I recently did five talks in Europe on threats to DNS, leading up to the need to deploy DNSSEC. Several audiences asked me for my opinion on the right time to implement DNSSEC. Clearly, the lack of signed parent zones is an impediment for most of us: Unless your zones are children of .se, .cz, .br, .bg, or one of the few other signed TLDs, you’d need to distribute your zone’s public key to everyone you’d like to validate your zone data. That doesn’t scale, right?
Actually, that depends. I went for a run in Copenhagen one morning and got hopelessly lost. While wending my way through the quaint streets, I saw the logos of lots of prominent Danish companies.

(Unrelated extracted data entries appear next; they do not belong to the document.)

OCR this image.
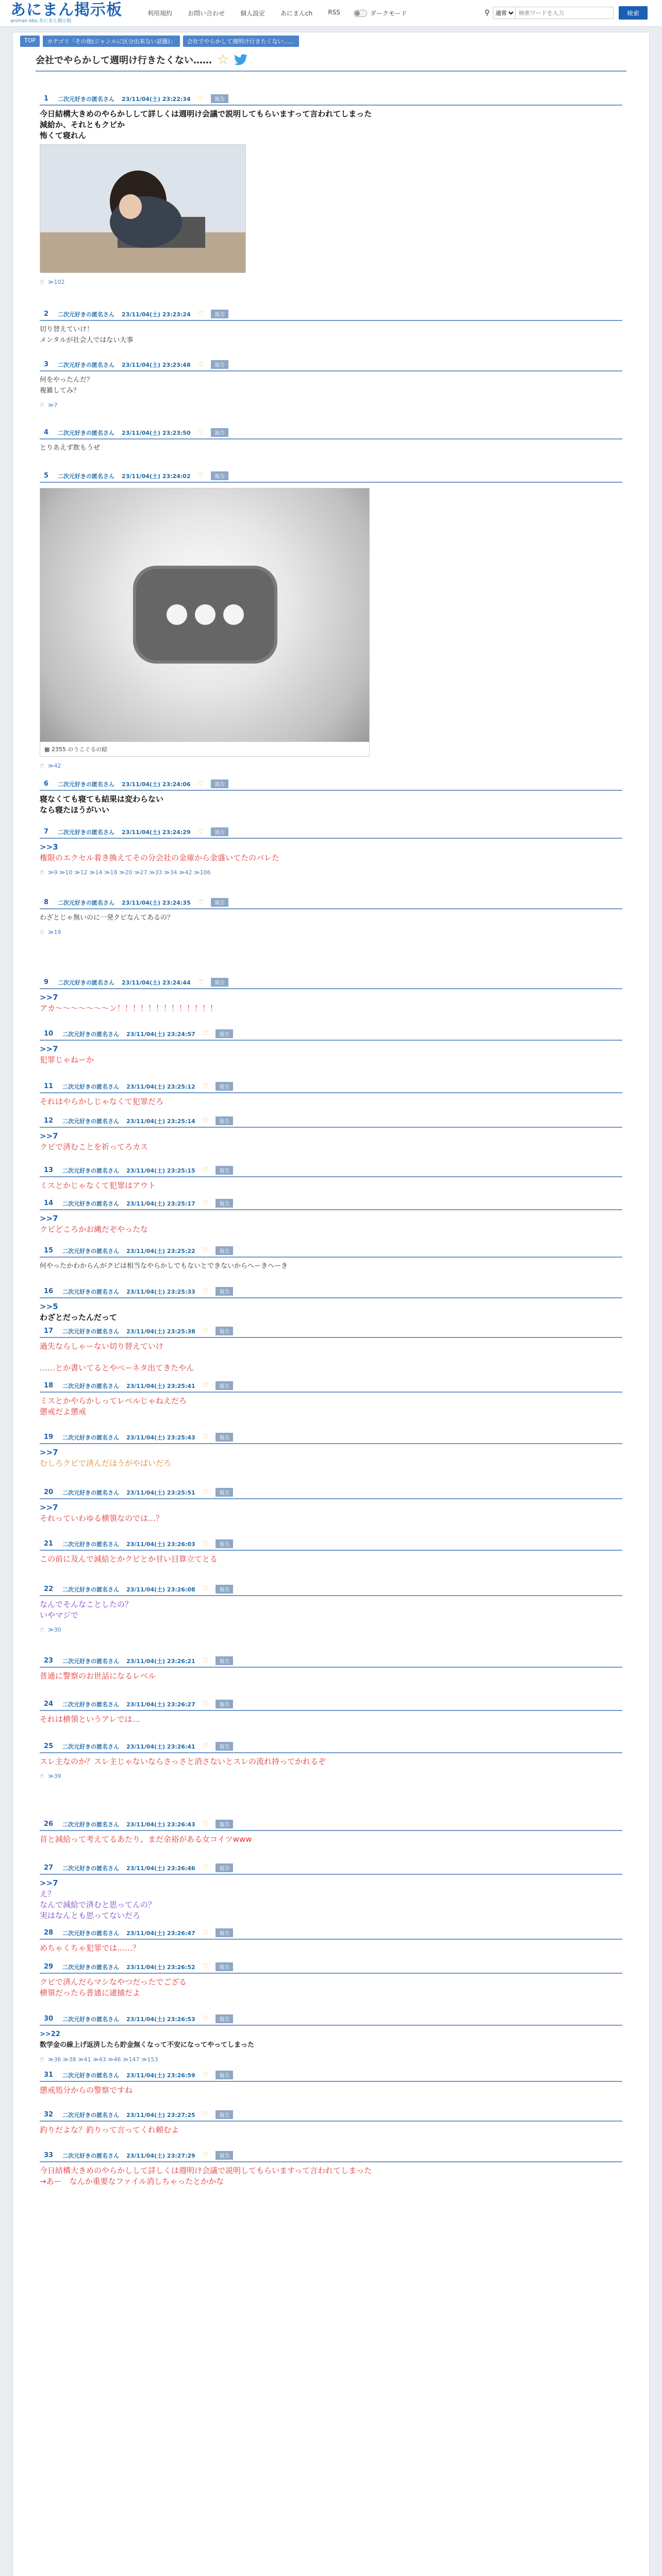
あにまん掲示板
animan bbs あにまん掲示板
利用規約	お問い合わせ	個人設定	あにまんch	RSS	ダークモード	⚲
通常
検索ワードを入力	検索
TOP	カテゴリ「その他(ジャンルに区分出来ない話題)」	会社でやらかして週明け行きたくない……
会社でやらかして週明け行きたくない…… ☆
1 二次元好きの匿名さん 23/11/04(土) 23:22:34 ♡	報告
今日結構大きめのやらかしして詳しくは週明け会議で説明してもらいますって言われてしまった
減給か、それともクビか
怖くて寝れん
☝ ≫102
2 二次元好きの匿名さん 23/11/04(土) 23:23:24 ♡	報告
切り替えていけ！
メンタルが社会人ではない大事
3 二次元好きの匿名さん 23/11/04(土) 23:23:48 ♡	報告
何をやったんだ？
複雑してみ？
☝ ≫7
4 二次元好きの匿名さん 23/11/04(土) 23:23:50 ♡	報告
とりあえず飲もうぜ
5 二次元好きの匿名さん 23/11/04(土) 23:24:02 ♡	報告
▦ 2355 のうこぐるの絵
☝ ≫42
6 二次元好きの匿名さん 23/11/04(土) 23:24:06 ♡	報告
寝なくても寝ても結果は変わらない
なら寝たほうがいい
7 二次元好きの匿名さん 23/11/04(土) 23:24:29 ♡	報告
>>3
権限のエクセル着き換えてその分会社の金庫から金盛いてたのバレた
☝ ≫9 ≫10 ≫12 ≫14 ≫18 ≫20 ≫27 ≫33 ≫34 ≫42 ≫106
8 二次元好きの匿名さん 23/11/04(土) 23:24:35 ♡	報告
わざとじゃ無いのに一発クビなんてあるの？
☝ ≫19
9 二次元好きの匿名さん 23/11/04(土) 23:24:44 ♡	報告
>>7
アカ〜〜〜〜〜〜〜ン！！！！！！！！！！！！！
10 二次元好きの匿名さん 23/11/04(土) 23:24:57 ♡	報告
>>7
犯罪じゃねーか
11 二次元好きの匿名さん 23/11/04(土) 23:25:12 ♡	報告
それはやらかしじゃなくて犯罪だろ
12 二次元好きの匿名さん 23/11/04(土) 23:25:14 ♡	報告
>>7
クビで済むことを祈ってろカス
13 二次元好きの匿名さん 23/11/04(土) 23:25:15 ♡	報告
ミスとかじゃなくて犯罪はアウト
14 二次元好きの匿名さん 23/11/04(土) 23:25:17 ♡	報告
>>7
クビどころかお縄だぞやったな
15 二次元好きの匿名さん 23/11/04(土) 23:25:22 ♡	報告
何やったかわからんがクビは相当なやらかしでもないとできないからへーきへーき
16 二次元好きの匿名さん 23/11/04(土) 23:25:33 ♡	報告
>>5
わざとだったんだって
17 二次元好きの匿名さん 23/11/04(土) 23:25:38 ♡	報告
過失ならしゃーない切り替えていけ
……とか書いてるとやべーネタ出てきたやん
18 二次元好きの匿名さん 23/11/04(土) 23:25:41 ♡	報告
ミスとかやらかしってレベルじゃねえだろ
懲戒だよ懲戒
19 二次元好きの匿名さん 23/11/04(土) 23:25:43 ♡	報告
>>7
むしろクビで済んだほうがやばいだろ
20 二次元好きの匿名さん 23/11/04(土) 23:25:51 ♡	報告
>>7
それっていわゆる横領なのでは…？
21 二次元好きの匿名さん 23/11/04(土) 23:26:03 ♡	報告
この前に及んで減給とかクビとか甘い目算立てとる
22 二次元好きの匿名さん 23/11/04(土) 23:26:08 ♡	報告
なんでそんなことしたの？
いやマジで
☝ ≫30
23 二次元好きの匿名さん 23/11/04(土) 23:26:21 ♡	報告
普通に警察のお世話になるレベル
24 二次元好きの匿名さん 23/11/04(土) 23:26:27 ♡	報告
それは横領というアレでは…
25 二次元好きの匿名さん 23/11/04(土) 23:26:41 ♡	報告
スレ主なのか？スレ主じゃないならさっさと消さないとスレの流れ持ってかれるぞ
☝ ≫39
26 二次元好きの匿名さん 23/11/04(土) 23:26:43 ♡	報告
首と減給って考えてるあたり、まだ余裕がある女コイツwww
27 二次元好きの匿名さん 23/11/04(土) 23:26:46 ♡	報告
>>7
え？
なんで減給で済むと思ってんの？
実はなんとも思ってないだろ
28 二次元好きの匿名さん 23/11/04(土) 23:26:47 ♡	報告
めちゃくちゃ犯罪では……？
29 二次元好きの匿名さん 23/11/04(土) 23:26:52 ♡	報告
クビで済んだらマシなやつだったでござる
横領だったら普通に逮捕だよ
30 二次元好きの匿名さん 23/11/04(土) 23:26:53 ♡	報告
>>22
数学金の線上げ返済したら貯金無くなって不安になってやってしまった
☝ ≫36 ≫38 ≫41 ≫43 ≫46 ≫147 ≫153
31 二次元好きの匿名さん 23/11/04(土) 23:26:59 ♡	報告
懲戒処分からの警察ですね
32 二次元好きの匿名さん 23/11/04(土) 23:27:25 ♡	報告
釣りだよな？釣りって言ってくれ頼むよ
33 二次元好きの匿名さん 23/11/04(土) 23:27:29 ♡	報告
今日結構大きめのやらかしして詳しくは週明け会議で説明してもらいますって言われてしまった
→あー　なんか重要なファイル消しちゃったとかかな
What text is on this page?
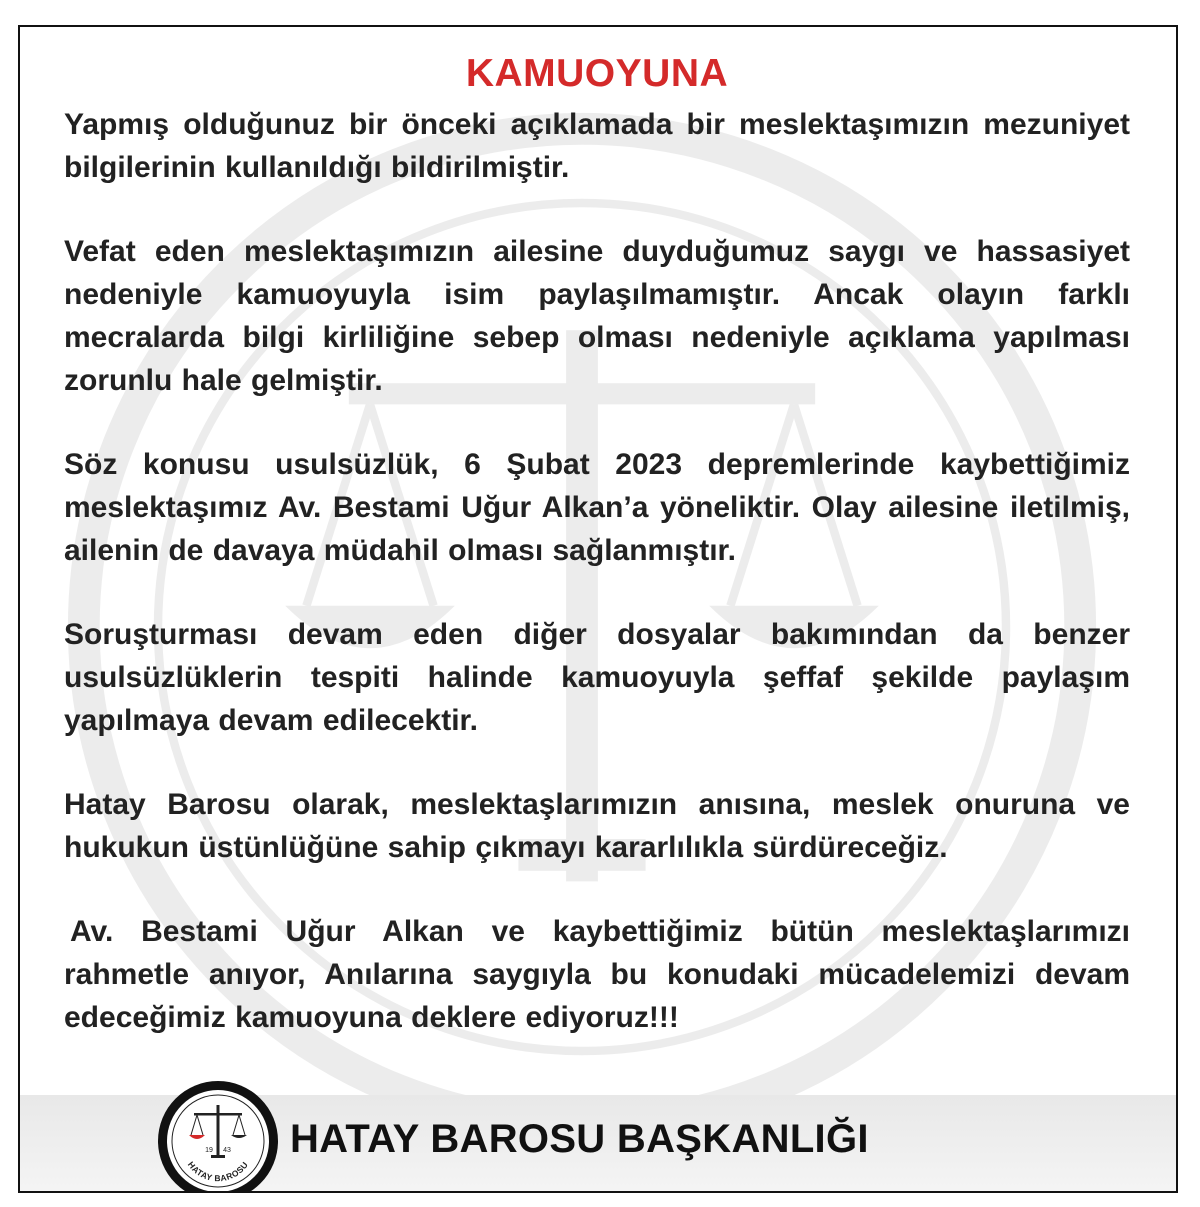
KAMUOYUNA

Yapmış olduğunuz bir önceki açıklamada bir meslektaşımızın mezuniyet bilgilerinin kullanıldığı bildirilmiştir.

Vefat eden meslektaşımızın ailesine duyduğumuz saygı ve hassasiyet nedeniyle kamuoyuyla isim paylaşılmamıştır. Ancak olayın farklı mecralarda bilgi kirliliğine sebep olması nedeniyle açıklama yapılması zorunlu hale gelmiştir.

Söz konusu usulsüzlük, 6 Şubat 2023 depremlerinde kaybettiğimiz meslektaşımız Av. Bestami Uğur Alkan’a yöneliktir. Olay ailesine iletilmiş, ailenin de davaya müdahil olması sağlanmıştır.

Soruşturması devam eden diğer dosyalar bakımından da benzer usulsüzlüklerin tespiti halinde kamuoyuyla şeffaf şekilde paylaşım yapılmaya devam edilecektir.

Hatay Barosu olarak, meslektaşlarımızın anısına, meslek onuruna ve hukukun üstünlüğüne sahip çıkmayı kararlılıkla sürdüreceğiz.

Av. Bestami Uğur Alkan ve kaybettiğimiz bütün meslektaşlarımızı rahmetle anıyor, Anılarına saygıyla bu konudaki mücadelemizi devam edeceğimiz kamuoyuna deklere ediyoruz!!!

19 43
HATAY BAROSU
HATAY BAROSU BAŞKANLIĞI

And I realized that if you’re a big player in a European country, say a Danish bank, you could probably sign your Internet-facing zones and walk your public key over to the three largest ISPs in Denmark in an afternoon. (Or you could give it to me and I’ll drop it off while trying to find my way back to the Hotel Sankt Petri.) This is just a guess, but in Denmark, that might cover half of consumer Internet users or even more – well worth doing! And the first mover could crow about their more secure Internet presence and turn it into a competitive advantage, thereby cowing competitors into signing their external zones, too.
Certainly this technique won’t work everywhere, but it might even work here in the U.S. for a company with a high enough profile, like eBay of Bank of America. It’d be harder to get 50% of consumer Internet users, but if you could line up a few key ISPs, like AT&T, Verizon and Comcast (who are already running a DNSSEC validation trial), that’d be a good start.
What do you think? Are there other ways to jumpstart DNSSEC deployment?